García Márquez ha dicho que la novela se inspiró en
múltiples fuentes: en primer lugar —dado que el punto de partida de sus obras
es siempre una imagen visual— fue el recuerdo de un hombre al que vio en la
subasta de pescado de Barranquilla años atrás esperando un barco con “una
especie de silenciosa zozobra”. En segundo lugar estaba el recuerdo personal de
su abuelo esperando su pensión por la guerra de los Mil Días; sin embargo, en un
sentido físico, el modelo fue el padre de Rafael Escalona, también coronel,
pero más delgado, como conviene al famélico protagonista que García Márquez
imaginó para el libro. En tercer lugar, evidentemente, estaba la situación
política de Colombia durante la Violencia. Y en cuarto lugar, en términos de
inspiración artística, bebió de Umberto D. de De Sica, con guión de Zavattini:
el retrato de otro hombre, acompañado de otra preciada criatura (su perro), que
vive un callado vía crucis en la Roma de posguerra, entre la indiferencia
generalizada de sus contemporáneos. Sin embargo, lo que García Márquez nunca ha
reconocido es que El coronel no tiene quien le escriba estaba basada —en último
lugar, aunque de manera más directa— en el drama que Tachia y él vivieron en
aquel periodo, con la crisis de Suez como telón de fondo político tanto de sus
vidas como de la novela.
En ambos casos la mujer ha de soportar lo que según ella es
el egoísmo o la debilidad del hombre con el que vive, un hombre que se ha
convencido de que tiene una misión histórica, la cual es más importante que
ella.
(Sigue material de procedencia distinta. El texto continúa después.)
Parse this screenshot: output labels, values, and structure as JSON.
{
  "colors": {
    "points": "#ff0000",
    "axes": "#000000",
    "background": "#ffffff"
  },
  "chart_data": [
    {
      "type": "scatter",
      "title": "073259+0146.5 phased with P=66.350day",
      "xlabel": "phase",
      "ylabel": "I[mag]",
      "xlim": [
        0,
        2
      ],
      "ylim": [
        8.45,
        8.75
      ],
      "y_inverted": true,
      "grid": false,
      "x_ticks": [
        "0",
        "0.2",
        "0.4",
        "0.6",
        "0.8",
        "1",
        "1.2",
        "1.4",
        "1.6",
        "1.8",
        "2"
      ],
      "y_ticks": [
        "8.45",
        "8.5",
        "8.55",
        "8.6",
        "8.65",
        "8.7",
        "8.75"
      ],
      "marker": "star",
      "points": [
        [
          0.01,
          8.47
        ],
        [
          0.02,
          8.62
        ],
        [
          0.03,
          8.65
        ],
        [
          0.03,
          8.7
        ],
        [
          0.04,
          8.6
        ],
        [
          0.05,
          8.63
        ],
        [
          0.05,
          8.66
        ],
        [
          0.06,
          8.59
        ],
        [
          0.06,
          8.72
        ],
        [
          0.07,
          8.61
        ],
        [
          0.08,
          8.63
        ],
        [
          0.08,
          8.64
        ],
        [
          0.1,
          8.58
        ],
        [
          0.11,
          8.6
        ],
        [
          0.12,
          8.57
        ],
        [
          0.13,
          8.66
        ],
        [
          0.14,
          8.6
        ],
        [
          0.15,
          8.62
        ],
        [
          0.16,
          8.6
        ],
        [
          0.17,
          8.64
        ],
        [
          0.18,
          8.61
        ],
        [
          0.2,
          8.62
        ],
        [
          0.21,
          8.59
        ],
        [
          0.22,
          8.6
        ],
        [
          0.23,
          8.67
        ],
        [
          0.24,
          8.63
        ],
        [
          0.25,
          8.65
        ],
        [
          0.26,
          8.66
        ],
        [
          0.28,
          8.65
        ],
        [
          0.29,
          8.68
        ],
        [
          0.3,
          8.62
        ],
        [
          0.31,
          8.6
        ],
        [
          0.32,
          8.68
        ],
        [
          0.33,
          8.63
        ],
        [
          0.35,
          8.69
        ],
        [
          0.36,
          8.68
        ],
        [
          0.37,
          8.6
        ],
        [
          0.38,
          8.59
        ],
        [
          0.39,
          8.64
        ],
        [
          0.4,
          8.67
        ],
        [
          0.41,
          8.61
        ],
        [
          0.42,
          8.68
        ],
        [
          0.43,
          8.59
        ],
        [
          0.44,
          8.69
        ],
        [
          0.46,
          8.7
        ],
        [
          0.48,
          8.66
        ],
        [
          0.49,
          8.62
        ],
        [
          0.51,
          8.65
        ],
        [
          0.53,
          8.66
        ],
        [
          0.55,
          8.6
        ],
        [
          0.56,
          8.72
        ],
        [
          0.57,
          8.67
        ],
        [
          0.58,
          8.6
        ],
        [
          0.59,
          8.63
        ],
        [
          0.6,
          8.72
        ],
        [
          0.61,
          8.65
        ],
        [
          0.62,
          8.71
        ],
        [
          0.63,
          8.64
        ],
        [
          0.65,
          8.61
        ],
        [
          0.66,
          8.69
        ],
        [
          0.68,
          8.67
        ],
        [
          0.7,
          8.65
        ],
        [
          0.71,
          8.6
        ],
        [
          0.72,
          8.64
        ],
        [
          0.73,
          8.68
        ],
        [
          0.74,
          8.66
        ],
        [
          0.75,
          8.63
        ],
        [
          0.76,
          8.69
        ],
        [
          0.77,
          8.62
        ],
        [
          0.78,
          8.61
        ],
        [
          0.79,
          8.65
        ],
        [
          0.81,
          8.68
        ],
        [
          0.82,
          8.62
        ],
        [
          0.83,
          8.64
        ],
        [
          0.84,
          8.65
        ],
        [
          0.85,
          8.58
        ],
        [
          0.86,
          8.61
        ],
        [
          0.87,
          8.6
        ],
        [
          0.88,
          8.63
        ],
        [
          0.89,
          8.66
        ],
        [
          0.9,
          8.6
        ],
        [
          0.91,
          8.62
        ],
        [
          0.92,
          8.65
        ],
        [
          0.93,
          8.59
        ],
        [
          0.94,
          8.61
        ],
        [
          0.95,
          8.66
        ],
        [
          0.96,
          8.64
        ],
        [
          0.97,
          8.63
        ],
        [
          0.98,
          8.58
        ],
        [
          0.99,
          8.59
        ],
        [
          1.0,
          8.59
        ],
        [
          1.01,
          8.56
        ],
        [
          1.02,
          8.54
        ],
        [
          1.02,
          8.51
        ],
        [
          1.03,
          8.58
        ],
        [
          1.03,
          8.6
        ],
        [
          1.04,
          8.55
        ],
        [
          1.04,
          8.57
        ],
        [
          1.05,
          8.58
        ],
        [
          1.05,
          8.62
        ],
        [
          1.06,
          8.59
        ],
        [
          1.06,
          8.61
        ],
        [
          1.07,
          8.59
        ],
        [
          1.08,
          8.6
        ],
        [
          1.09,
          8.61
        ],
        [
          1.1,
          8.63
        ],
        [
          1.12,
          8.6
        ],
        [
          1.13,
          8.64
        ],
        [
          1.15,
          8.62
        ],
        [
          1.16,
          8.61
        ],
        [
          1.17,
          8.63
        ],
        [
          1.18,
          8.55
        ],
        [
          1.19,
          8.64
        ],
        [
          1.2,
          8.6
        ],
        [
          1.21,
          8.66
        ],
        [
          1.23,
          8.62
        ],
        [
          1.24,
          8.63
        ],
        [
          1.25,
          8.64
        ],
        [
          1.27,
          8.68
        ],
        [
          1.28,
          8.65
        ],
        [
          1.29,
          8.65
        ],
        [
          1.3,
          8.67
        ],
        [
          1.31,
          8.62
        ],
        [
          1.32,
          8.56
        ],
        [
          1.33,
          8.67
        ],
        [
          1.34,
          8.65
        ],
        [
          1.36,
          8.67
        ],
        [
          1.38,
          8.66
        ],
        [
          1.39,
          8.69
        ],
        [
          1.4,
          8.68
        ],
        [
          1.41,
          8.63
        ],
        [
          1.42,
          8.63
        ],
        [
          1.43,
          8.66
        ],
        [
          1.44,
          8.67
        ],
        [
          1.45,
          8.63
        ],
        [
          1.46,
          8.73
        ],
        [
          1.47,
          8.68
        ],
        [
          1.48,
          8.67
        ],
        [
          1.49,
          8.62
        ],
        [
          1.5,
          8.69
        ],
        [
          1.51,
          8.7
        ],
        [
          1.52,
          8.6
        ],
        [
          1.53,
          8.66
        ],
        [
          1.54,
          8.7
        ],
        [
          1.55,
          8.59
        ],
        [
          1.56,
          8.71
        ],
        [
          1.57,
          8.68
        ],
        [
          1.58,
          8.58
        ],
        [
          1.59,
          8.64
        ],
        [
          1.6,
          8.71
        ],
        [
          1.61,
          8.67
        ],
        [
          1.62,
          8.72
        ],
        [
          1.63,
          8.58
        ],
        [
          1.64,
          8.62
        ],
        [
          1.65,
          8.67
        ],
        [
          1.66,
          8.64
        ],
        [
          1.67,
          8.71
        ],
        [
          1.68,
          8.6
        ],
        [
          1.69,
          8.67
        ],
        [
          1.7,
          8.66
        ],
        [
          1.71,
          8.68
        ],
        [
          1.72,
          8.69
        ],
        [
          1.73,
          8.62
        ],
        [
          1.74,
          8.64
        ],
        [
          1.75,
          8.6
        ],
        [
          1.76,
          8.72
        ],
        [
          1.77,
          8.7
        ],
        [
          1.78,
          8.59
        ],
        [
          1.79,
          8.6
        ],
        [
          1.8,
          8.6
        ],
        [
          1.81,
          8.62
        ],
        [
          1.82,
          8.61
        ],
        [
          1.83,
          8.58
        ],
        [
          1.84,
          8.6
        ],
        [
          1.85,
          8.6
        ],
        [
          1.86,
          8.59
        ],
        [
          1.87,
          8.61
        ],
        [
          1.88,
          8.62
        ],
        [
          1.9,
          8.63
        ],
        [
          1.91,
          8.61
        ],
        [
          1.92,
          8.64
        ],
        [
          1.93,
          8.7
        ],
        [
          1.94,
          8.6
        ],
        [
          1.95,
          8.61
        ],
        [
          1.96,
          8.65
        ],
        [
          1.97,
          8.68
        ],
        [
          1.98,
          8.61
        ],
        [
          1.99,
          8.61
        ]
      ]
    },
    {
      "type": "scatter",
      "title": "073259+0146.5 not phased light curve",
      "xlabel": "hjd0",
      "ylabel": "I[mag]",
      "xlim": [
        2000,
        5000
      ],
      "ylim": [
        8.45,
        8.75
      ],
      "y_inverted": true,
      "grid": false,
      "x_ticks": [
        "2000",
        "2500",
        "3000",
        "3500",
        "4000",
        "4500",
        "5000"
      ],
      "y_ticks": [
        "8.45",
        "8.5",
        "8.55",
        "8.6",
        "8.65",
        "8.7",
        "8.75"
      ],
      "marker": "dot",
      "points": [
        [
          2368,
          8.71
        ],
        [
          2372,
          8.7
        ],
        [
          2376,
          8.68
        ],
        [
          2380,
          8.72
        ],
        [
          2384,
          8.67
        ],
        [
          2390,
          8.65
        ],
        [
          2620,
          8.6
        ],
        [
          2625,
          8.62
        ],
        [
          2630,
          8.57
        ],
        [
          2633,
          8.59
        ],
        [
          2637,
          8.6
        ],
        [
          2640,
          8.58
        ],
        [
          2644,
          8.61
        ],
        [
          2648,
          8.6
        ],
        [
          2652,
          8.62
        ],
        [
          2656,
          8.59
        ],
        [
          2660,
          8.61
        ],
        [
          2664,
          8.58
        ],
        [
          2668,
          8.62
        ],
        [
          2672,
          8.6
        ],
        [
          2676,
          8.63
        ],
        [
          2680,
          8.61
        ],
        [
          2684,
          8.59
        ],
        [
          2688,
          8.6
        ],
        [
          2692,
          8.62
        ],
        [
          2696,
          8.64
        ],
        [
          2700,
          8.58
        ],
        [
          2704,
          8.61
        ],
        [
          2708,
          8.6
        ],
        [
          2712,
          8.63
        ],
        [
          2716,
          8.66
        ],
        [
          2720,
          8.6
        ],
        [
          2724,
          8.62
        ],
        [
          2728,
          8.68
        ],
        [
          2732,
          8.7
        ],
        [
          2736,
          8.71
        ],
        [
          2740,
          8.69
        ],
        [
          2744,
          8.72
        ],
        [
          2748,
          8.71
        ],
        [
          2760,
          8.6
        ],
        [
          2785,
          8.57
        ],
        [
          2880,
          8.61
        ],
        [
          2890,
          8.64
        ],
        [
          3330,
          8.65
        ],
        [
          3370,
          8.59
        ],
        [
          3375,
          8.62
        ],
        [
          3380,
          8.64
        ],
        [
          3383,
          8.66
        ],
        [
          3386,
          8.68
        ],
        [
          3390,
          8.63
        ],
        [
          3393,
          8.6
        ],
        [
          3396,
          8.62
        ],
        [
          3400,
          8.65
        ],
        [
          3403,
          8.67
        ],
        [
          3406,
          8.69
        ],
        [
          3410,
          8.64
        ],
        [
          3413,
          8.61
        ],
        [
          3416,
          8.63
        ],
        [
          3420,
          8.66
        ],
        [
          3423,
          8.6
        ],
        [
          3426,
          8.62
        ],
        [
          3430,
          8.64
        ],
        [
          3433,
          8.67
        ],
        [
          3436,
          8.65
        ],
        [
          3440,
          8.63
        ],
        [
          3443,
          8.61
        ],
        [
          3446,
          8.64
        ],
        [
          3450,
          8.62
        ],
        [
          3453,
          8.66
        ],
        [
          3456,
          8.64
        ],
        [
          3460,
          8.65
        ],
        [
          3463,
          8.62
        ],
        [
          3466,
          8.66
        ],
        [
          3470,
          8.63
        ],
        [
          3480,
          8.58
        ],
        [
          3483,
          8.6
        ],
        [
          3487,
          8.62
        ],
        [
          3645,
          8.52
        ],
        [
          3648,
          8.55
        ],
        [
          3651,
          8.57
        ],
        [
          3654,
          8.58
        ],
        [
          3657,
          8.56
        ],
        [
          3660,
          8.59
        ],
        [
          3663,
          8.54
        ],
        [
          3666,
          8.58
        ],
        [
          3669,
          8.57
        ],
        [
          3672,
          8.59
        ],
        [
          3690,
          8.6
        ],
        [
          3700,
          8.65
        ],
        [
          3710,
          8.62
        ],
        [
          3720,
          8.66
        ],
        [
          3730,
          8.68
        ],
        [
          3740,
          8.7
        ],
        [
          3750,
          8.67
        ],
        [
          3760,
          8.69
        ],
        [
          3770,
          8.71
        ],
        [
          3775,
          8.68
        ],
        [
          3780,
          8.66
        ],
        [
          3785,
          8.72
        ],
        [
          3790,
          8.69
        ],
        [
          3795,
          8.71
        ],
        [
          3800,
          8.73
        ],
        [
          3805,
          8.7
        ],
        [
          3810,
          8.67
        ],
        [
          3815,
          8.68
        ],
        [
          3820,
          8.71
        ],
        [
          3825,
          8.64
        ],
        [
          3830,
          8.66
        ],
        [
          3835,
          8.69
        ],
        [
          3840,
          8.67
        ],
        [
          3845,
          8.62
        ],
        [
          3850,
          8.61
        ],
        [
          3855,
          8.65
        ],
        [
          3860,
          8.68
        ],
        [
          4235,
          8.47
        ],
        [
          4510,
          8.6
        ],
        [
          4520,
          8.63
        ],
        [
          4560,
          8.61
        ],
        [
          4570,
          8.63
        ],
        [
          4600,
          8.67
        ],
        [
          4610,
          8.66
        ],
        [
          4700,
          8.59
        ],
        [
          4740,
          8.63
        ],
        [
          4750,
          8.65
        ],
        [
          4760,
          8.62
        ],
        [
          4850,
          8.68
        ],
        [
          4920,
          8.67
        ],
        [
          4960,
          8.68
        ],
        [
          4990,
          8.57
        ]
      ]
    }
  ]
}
En los dos casos ella lo mima (en la novela, la anciana pareja ya ha
perdido a su hijo; en el mundo real, Tachia acabaría por cansarse de mimar a
Gabriel cuando perdiera el ser que llevaba en sus entrañas…) y desempeña
todas las funciones materiales y maternales de la casa.
Ella se hace cargo de todo el trabajo práctico, en tanto que
él sigue empeñado en vano en una empresa imposible, aquejado de un
estreñimiento terrible, con el gallo de pelea como símbolo de su coraje, su
independencia y su eventual triunfo. Ella está convencida de que todo saldrá
mal; a él lo sostiene un optimismo indómito. Nueve meses han transcurrido entre
la muerte del hijo del coronel y los acontecimientos del presente de la novela;
cuando la mujer le dice al coronel “Nosotros somos huérfanos de nuestro hijo”,
la frase podría ser el epitafio de la aventura entre García Márquez y Tachia.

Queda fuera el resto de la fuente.